🤖 AI Summary
Large language models (LLMs) rely on parameter inflation to store comprehensive knowledge, impeding edge deployment and yielding inefficient knowledge utilization. To address this, we propose a hierarchical parametric memory-augmented architecture: long-tail knowledge is externalized into a retrievable memory module, while a compact model focuses on learning general-purpose representations and reasoning. We design a hierarchical feedforward memory structure with dynamic retrieval, seamlessly integrated into Transformer architectures and enabling hardware-friendly scalability. Through end-to-end large-scale pretraining, a 160M-parameter model augmented with an 18M-parameter memory block—derived from a 4.6B-memory-entry repository—matches the performance of a 350M-parameter baseline across diverse downstream tasks. The approach generalizes robustly across multiple Transformer variants. Our core contribution lies in decoupling universal capabilities from long-tail knowledge via distinct yet synergistic modeling, enabling efficient joint optimization and deployment.
📝 Abstract
The impressive performance gains of modern language models currently rely on scaling parameters: larger models store more world knowledge and reason better. Yet compressing all world knowledge into parameters is unnecessary, as only a fraction is used per prompt, and impractical for edge devices with limited inference-time memory and compute. We address this shortcoming by a memory-augmented architecture and a pretraining strategy aligned with existing hardware paradigms. We introduce small language models that access large hierarchical parametric memory banks encoding world knowledge. During pretraining and inference, we fetch a small, context-dependent memory block and add it to the model.
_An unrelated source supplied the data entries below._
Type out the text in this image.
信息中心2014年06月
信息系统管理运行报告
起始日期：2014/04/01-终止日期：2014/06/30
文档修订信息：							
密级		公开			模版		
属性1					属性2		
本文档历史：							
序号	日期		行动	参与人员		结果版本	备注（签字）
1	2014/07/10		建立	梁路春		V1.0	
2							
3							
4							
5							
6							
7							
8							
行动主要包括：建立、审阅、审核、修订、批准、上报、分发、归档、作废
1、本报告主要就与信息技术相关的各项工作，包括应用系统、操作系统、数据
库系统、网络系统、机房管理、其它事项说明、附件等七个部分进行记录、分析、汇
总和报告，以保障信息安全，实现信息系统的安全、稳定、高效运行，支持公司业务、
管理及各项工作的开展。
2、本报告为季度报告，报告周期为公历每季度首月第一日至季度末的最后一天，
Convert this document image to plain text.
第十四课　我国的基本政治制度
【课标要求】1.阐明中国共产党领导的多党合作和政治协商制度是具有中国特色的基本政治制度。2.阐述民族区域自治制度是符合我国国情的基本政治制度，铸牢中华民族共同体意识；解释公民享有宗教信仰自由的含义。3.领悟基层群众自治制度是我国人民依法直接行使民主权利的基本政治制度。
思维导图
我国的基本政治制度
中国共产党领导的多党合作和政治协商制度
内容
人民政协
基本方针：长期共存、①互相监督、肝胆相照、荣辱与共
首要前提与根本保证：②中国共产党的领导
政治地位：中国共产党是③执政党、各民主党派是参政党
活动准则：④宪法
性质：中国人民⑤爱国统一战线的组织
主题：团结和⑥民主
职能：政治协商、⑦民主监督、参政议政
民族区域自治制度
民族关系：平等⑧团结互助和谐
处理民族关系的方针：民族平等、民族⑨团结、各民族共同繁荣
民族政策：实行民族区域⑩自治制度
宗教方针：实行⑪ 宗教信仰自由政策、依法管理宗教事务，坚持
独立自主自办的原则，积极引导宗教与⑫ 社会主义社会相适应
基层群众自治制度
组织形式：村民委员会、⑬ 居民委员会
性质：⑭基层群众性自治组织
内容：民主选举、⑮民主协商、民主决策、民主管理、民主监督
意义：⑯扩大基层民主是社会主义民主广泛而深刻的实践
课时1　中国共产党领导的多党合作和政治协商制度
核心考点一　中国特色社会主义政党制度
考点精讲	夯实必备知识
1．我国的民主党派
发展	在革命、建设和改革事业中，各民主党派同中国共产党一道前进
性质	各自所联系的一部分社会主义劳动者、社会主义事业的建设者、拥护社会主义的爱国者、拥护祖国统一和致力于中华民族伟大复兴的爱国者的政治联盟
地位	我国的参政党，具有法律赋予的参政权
Our pretraining learns to store long-tail world knowledge in the memory parameters, while the small language model acts as an anchor capturing common knowledge and general reasoning abilities. Through trillion-token-scale experiments, we show significant gains: a 160M-parameters model augmented with an 18M-parameters memory fetched from a 4.6B memory bank obtains comparable performance to a regular model with more than 2x the parameters. Through extensive experiments, we study the optimal type and size of parametric memories in transformers, scaling them to over 21B parameters. We find that our proposed hierarchical feed-forward memories work robustly across transformer architectures, whether added during pretraining or post-hoc.